Nenek sangat baik pada Putri. Begitu juga Putri, gadis kecil itu sangat menyukai nenek. Begitu mendengar ucapan ayahnya, dia langsung berkata dengan senang, "Siap Ayah, aku juga udah lama nggak ketemu sama nenek buyut, kangen."
Aris menatap layar ponselnya dan mengiyakan.
Di waktu yang sama, Kinanti juga sedang menyantap sarapan di kediaman Hermala.
Kinanti langsung terdiam saat melihat nama Aris di layar ponselnya.
Dia tak lagi terkejut atau pun senang saat melihat pria itu meneleponnya.
Setelah ragu sejenak, barulah dia mengangkat teleponnya, berkata, "Ya?"
"Nenek undang kita makan malam bersama."
"Ya, aku ngerti."
"Nanti kamu yang jemput Putri di rumah," ucap Aris.
Kinanti tak ingin lagi pergi ke rumah itu.
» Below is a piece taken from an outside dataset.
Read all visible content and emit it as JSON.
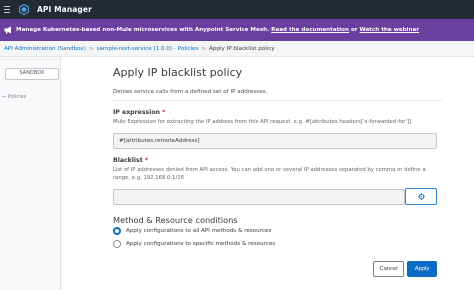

Ditambah lagi, belum tentu putrinya suka dijemput olehnya.
Untuk apa dia melakukan hal yang percuma?
"Minta sopir antar dia saja. Sepulang kerja aku langsung ke sana," ucap Kinanti.
Jam pulang kerja mereka termasuk jam sibuk.
Cara itu memang yang paling efisien.
Namun, selama ini Kinanti memang selalu menangani sendiri segala urusan yang berhubungan dengan Putri. Dia selalu menikmatinya tanpa mengeluh.
Aris tentu saja terkejut saat mendengar Kinanti mengatakan hal ini.
Tapi dia masih tidak berpikir macam macam. Lagipula, ini hanya masalah sepele, tak perlu memikirkannya.
"Baiklah."
Selesai mengatakannya, dia menutup teleponnya.
Kali ini, Putri tahu siapa yang Aris telepon.
"Ayah telepon mama?" tanya Putri.
"Ya."
"Kalau gitu, mama ikut sama kita ke rumah nenek?" lanjut Putri.
"Ya."
Mendengar itu, Putri sontak mengerutkan keningnya tanpa mengatakan apa pun.
Bukan dia tidak ingin bertemu dengan ibunya.
Juga bukan karena tidak merindukan ibunya.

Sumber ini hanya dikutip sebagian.